Em festas, celebrações, pequenas reuniões, entre outros, o alimento está fortemente presente, como essência de todos os acontecimentos. Parece que ele tem enorme poder psicológico sobre as pessoas, pois as une e promove entre elas ligações antes inexistentes; portanto o alimento transforma o homem de biológico a social e o torna diferente de outros animais, pois lhe fornece o contato com outros povos e cultura. O homem é tão civilizado como se vê hoje graças ao alimento.

Quando lançou o livro Açúcar, em 1937, o pernambucano Gilberto Freyre foi alvo de críticos que não entendiam como um intelectual, um sociólogo, poderia se ocupar com receitas de bolo e outras “futilidades” próprias de mulheres. Sete décadas depois, Freyre é apontado como um dos pioneiros nessa área de estudos que estabelece conexão entre o ato de comer e as relações sociais.

Espera-se que não ocorra a “ homogeneização da cultura “. Que países industrializados não consigam substituir hábitos locais pelos “ fast foods “ da vida, que estão ganhando espaço sim, mas que não adicionam nenhuma vantagem quando se fala em processos nutritivos e que não acrescentam nenhuma espécie de valor cultural.

É preciso fazer valer o conceito de “ Patrimônio Intangível “ introduzido pela Unesco em 1997. Se possível, recuperar e revitalizar todo este vasto legado que está sendo trocado pela uniformidade de uma sociedade cada vez mais capitalista e limitada.

A Gastronomia precisa ser na prática o que é na teoria. “ A arte de saber comer e beber bem. “ Nenhum fast food vai nos dar essa visão do que é comer bem ou beber bem, afinal isso é uma arte. Arte é cultura, é tradição, são raízes fortemente impregnadas em um povo que a mantém e vai passando de geração em geração. É isso que torna um povo forte : união para preservar o que é deles e de mais ninguém. Isso é uma arte e é forte quem a tem, pois não nascemos para sermos homogêneos, padronizados e resignados; ao contrário, somos únicos, cada um com uma identidade, pensamento e ideal.

Voltando às palavras anteriores, sem as diferenças, poderíamos ficar isolados de todo mundo sem sentir interesse pelos outros, pois todas as pessoas seriam iguais, comuns e sem nenhum conhecimento novo. Não haveria comunicação, meios de transporte e principalmente turismo, vocábulo sem nexo para um caso desses.

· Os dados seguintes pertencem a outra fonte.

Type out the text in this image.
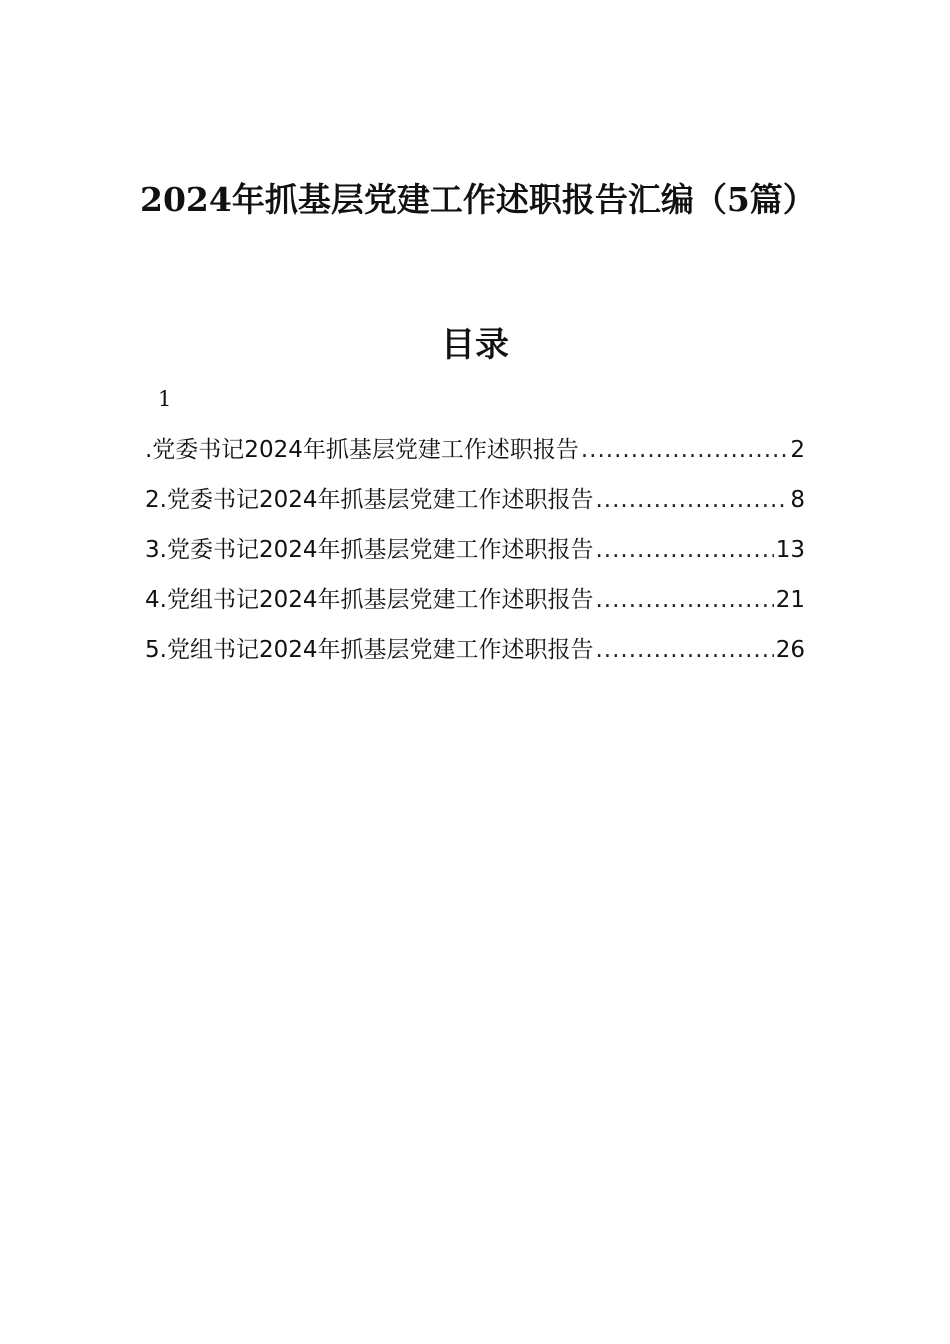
2024年抓基层党建工作述职报告汇编（5篇）
目录
1
.党委书记2024年抓基层党建工作述职报告 .....	2
2.党委书记2024年抓基层党建工作述职报告 .....	8
3.党委书记2024年抓基层党建工作述职报告 .....	13
4.党组书记2024年抓基层党建工作述职报告 .....	21
5.党组书记2024年抓基层党建工作述职报告 .....	26
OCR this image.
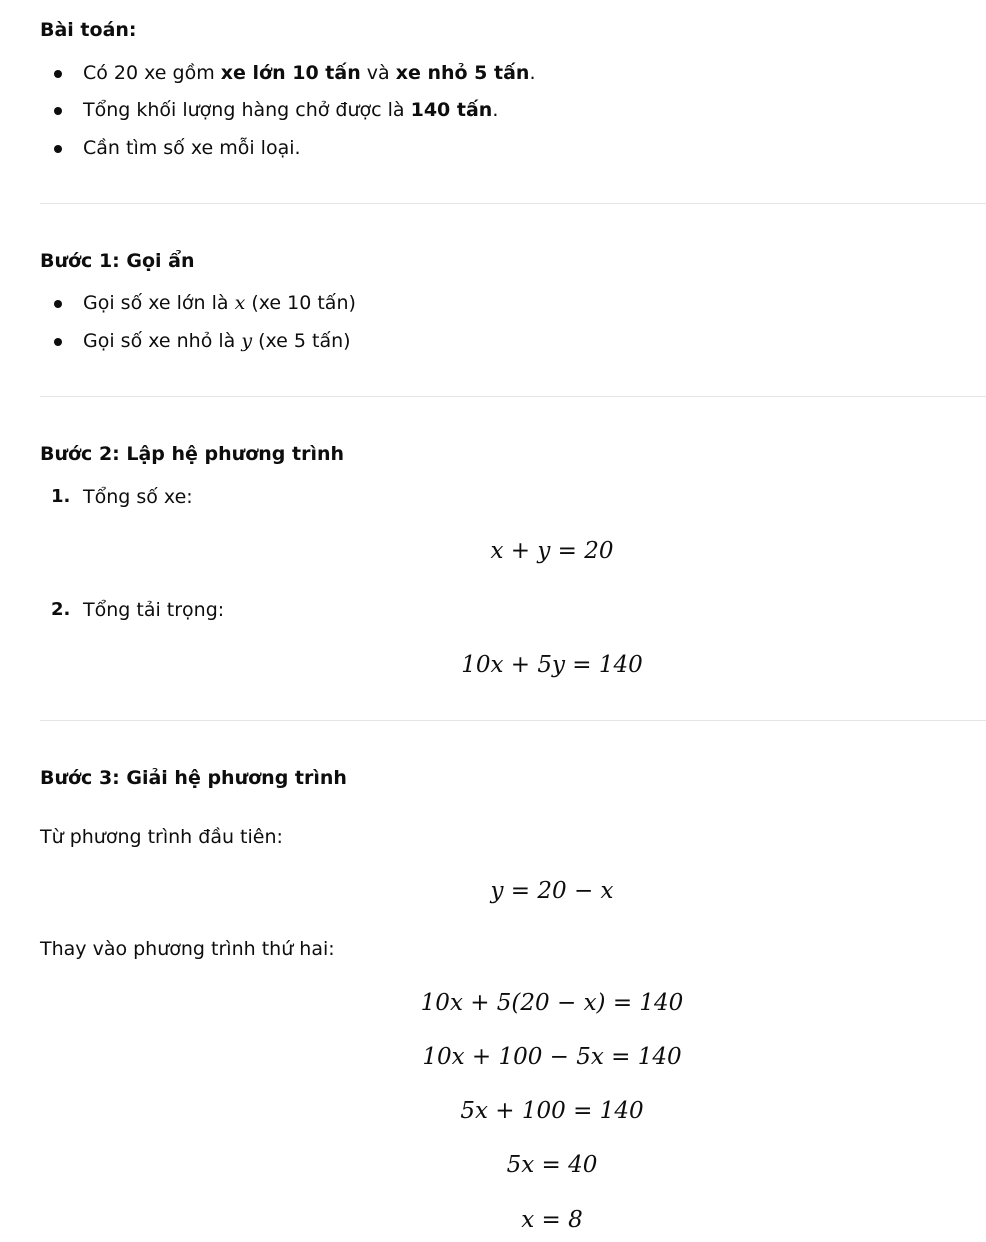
Bài toán:
Có 20 xe gồm xe lớn 10 tấn và xe nhỏ 5 tấn.
Tổng khối lượng hàng chở được là 140 tấn.
Cần tìm số xe mỗi loại.
Bước 1: Gọi ẩn
Gọi số xe lớn là x (xe 10 tấn)
Gọi số xe nhỏ là y (xe 5 tấn)
Bước 2: Lập hệ phương trình
1. Tổng số xe:
x + y = 20
2. Tổng tải trọng:
10x + 5y = 140
Bước 3: Giải hệ phương trình
Từ phương trình đầu tiên:
y = 20 − x
Thay vào phương trình thứ hai:
10x + 5(20 − x) = 140
10x + 100 − 5x = 140
5x + 100 = 140
5x = 40
x = 8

Podemos concluir, então, que vivemos em uma sociedade quase perfeita. Precisamos do novo e diferente, nunca estranho, para amadurecermos culturalmente e principalmente para preservarmos nossa identidade, que está se perdendo pouco a pouco. Não é tarde, afinal, nossa identidade está nas raízes e quem a recupera, tem nas mãos a força e a arte.

Considerações Finais

O turismo sofrerá graves perdas com a “homogeneização das culturas”, processo que atinge muitos povos desfragmentando seus laços e influenciando de maneira destruidora em sua gastronomia , extinguindo os traços mais fortes e fazendo sucumbir uma identidade cultural própria que levou anos para se formar, desenvolver e se manter ao longo do tempo. Como um povo pode permitir que toda sua identidade construída e enraizada, com uma história toda de formação, possa se perder e ser invadida por uma cultura padronizada e sem graça como esta que está surgindo e a qual a maioria está aderindo?


Um povo é reconhecido como forte quando mantém seus traços culturais, quando os cultiva e os passa de geração a geração, mesmo em meio a essa incrível padronização e essa tendência compulsiva de seguir a moda.

Referências
SCHUTLER, Regina G. . Gastronomia e Turismo. Coleção ABC do Turismo. Editora Aleph. São Paulo, 2003.
Interpoint http://www.interpoint.com.br/ acessado em 15 de novembro de 2004.
Árvore do Bem http://www.arvoredobem.ig.com.br/ acessado em 16 de novembro de 2004.
UNB-Universidade de Brasília http://www.unb.br/ 2004
Revista do Turismo 2003.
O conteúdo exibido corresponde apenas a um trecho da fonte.